Interior, typical 2 person biv
Plenty of space for 2-3 if someone is willing to sleep on the floor, basic but very serviceable.

East Hawdon biv, quite tidy.

View out of the window


I spent a very quiet night by myself at the biv, I heard several kiwi during the night, one quite close to the biv so there must be more than 1 or 2 in the area. Also saw a herd of 4-6 deer on the opposite slope of the valley, they moved back and forth grazing for about an hour in the afternoon.
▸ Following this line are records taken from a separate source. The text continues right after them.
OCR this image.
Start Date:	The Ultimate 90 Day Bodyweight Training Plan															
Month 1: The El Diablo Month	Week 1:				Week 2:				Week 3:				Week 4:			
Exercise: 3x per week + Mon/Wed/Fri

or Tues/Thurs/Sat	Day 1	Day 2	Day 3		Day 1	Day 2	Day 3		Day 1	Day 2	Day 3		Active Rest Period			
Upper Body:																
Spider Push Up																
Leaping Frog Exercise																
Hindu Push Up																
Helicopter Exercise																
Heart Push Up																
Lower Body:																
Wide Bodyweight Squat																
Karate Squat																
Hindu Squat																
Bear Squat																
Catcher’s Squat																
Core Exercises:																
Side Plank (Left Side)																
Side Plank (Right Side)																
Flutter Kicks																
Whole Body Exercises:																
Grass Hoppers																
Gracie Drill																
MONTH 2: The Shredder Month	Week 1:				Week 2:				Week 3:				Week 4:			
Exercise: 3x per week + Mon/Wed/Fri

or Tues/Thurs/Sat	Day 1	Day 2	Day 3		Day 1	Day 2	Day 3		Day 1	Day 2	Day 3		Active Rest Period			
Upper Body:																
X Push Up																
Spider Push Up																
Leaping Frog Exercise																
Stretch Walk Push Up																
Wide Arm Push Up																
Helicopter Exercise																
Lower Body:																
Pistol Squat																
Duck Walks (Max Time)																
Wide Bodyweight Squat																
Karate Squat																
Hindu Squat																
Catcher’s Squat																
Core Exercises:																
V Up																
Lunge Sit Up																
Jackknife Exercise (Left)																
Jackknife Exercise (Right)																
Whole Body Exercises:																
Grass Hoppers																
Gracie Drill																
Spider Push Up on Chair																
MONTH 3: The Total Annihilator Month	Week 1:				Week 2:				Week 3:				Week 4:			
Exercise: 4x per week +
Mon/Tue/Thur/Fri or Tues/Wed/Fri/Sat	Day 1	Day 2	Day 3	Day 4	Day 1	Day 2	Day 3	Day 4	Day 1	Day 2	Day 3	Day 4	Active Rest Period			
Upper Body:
River terrace next to biv, looking up valley

The next day was another beautiful one, I rose early and set off down the valley to the car. It was a glorious morning and I made excellent time as I discovered all of the sidle tracks I missed on the previous day.

Savannah Range, head of East Hawdon
There is a sidle track to the true right of this gorge that runs through the forest down valley for about 1 km from here, it is worth following it to speed your journey home. 

Gorge from above, track to right of picture
Eventually you reach the last gorge in the valley, from here there is just the slog down the last shingle flat and then the trusty Hawdon 4 W/D track.

Heading into gorge area at valley end

The trusty 4 WD track

Hawdon river looking towards the Pyramid
I really enjoyed this trip, the valley is beautiful, the route rugged without being dangerous, the biv is excellent. I would totally recommend it for a small group or individual, provided you realise that this is a route, not a track.  I would not go here if it is raining as I can see that several river crossings would be difficult if not dangerous with any significant amount of rain.

 Also I would wear tramping boots as walking over these rocks will give you sore feet unless you have good  boots on. I had my light Hi-Tecs on and my feet were feeling the pain by the end of the second day.

I will be back again, this is a great location!